Le dernier chapitre propose des éléments de réforme. L’auteure, citant Nietzsche, écrit à propos de l’oubli : « dans le petit comme dans le plus grand bonheur, il y a toujours quelque chose qui fait que le bonheur est un bonheur : la possibilité d’oublier, ou pour le dire en termes plus savants, la faculté de se sentir pour un temps en dehors de l’histoire » (p. 150). Mais l’oubli semble impossible : les tribunaux internationaux exigent la réparation et l’application de la justice. Et que penser de la capacité des acteurs à occulter certains événements ? Une autre « solution » résiderait dans l’histoire elle-même et dans sa réforme. Ceci exigerait une ouverture particulière face au remodelage de la mémoire, entreprise que l’auteure croit difficile. La démarche que suppose la recherche et l’atteinte des faits objectifs, serait selon Chantale Quesney, la solution. L’individu doit être en mesure de mettre ses émotions à distance afin de considérer l’Autre de manière différente. Elle ne croit donc pas « en cette vision manichéenne du monde qui présente le pouvoir comme tout-puissant et manipulant si bien les populations qu’elles perdent toute capacité de raisonner » (p. 162). C. Quesney insiste sur les notions de responsabilité, de prise de conscience et d’ouverture et en fait des facteurs de libération, pouvant susciter l’action.

L’auteure termine son ouvrage en émettant des hypothèses quant à l’avenir et aux possibilités d’Internet, qui vont des limites qu’on peut espérer poser aux pouvoirs des dirigeants, de la maximisation de l’espace, des possibilités d’étayer certains faits, de l’ébranlement des États-nations, jusqu’à l’émergence d’une conscience globale et d’une solidarité transnationale (p. 169).

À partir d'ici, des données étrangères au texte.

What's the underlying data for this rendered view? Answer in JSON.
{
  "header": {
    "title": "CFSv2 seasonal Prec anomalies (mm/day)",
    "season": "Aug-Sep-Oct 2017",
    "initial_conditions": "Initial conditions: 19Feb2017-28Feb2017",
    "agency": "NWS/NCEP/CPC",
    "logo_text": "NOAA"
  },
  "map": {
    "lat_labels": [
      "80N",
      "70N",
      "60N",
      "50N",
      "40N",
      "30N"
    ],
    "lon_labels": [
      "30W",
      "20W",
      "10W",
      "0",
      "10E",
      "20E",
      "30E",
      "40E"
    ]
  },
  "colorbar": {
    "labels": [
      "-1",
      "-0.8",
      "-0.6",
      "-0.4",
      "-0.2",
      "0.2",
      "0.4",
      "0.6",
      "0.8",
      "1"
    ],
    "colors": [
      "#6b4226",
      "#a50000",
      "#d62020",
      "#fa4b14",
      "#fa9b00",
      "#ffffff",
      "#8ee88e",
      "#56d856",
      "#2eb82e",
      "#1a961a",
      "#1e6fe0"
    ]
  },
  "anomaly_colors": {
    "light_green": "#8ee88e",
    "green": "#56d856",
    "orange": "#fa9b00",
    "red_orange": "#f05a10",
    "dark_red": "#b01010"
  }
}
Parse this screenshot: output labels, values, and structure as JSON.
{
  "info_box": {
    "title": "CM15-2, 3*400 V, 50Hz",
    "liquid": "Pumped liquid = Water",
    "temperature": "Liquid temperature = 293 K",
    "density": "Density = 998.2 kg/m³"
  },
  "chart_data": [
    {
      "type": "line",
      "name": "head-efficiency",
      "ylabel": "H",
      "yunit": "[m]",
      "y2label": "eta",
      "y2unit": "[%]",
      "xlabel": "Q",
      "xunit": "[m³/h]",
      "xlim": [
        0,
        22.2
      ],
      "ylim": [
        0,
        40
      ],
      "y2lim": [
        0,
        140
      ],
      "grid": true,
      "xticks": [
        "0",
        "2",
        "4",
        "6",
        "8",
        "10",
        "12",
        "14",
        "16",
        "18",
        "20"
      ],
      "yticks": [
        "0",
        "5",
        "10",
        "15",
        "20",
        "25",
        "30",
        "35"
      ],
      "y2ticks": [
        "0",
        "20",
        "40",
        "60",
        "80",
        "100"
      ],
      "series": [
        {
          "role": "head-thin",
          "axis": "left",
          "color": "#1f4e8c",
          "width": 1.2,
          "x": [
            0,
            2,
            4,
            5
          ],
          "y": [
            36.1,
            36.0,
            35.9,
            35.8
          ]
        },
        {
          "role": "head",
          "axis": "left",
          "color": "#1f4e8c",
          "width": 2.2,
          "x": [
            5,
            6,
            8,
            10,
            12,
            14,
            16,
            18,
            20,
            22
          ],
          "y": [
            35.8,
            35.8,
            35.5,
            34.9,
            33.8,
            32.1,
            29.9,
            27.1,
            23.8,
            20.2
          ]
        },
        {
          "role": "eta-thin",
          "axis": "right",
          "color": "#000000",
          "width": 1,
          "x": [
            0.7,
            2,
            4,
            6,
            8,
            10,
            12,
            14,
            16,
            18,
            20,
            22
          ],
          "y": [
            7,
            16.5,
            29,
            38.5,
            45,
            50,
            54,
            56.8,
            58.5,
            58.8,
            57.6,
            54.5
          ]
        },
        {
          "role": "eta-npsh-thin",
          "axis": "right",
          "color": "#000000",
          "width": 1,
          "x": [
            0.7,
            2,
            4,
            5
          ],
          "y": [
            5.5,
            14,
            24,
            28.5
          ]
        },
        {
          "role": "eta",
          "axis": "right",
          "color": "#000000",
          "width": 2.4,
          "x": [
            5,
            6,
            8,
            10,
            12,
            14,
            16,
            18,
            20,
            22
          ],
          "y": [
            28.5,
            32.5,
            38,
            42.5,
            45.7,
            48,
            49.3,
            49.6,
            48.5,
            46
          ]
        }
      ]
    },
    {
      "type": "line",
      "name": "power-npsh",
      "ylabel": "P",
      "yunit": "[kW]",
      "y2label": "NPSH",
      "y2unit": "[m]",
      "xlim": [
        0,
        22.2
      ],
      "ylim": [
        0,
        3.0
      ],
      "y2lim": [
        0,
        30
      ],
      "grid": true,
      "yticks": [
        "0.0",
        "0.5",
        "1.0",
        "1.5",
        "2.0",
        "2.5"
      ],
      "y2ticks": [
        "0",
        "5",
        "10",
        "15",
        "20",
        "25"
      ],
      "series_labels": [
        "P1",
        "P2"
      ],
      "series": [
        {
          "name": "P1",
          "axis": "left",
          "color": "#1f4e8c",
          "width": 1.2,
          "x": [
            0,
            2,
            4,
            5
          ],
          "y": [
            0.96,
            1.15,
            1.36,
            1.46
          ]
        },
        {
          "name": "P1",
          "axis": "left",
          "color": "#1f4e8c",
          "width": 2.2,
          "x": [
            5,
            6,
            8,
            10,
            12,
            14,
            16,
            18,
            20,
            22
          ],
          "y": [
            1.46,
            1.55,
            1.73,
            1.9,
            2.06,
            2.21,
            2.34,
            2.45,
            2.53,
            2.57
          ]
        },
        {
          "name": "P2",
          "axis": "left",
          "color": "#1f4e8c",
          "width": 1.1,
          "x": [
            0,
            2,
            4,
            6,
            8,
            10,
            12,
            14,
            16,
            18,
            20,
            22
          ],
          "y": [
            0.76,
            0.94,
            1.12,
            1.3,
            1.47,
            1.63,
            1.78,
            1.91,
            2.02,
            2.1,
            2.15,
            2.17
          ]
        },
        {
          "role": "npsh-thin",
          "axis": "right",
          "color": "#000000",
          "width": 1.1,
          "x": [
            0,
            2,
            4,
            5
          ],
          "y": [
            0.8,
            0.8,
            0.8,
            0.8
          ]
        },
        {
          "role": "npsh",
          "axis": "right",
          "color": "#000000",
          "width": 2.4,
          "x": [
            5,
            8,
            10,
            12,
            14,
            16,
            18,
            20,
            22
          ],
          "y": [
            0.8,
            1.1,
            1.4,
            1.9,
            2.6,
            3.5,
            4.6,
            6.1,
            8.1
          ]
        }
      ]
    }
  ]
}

L’ouvrage de C. Quesney se termine là où on aurait aimé plus d’hypothèses, de suggestions et d’informations. Les questions de mémoire, d’histoire et d’identité sont bien sûr intéressantes, mais Internet comme moyen transnational de communiquer aurait mérité un peu plus d’attention. Les questions d’accessibilité au médium apparaissent en outre essentielles : quelle partie de la population peut en profiter ? Et quelle devra être la nature des contrôles de l’information ?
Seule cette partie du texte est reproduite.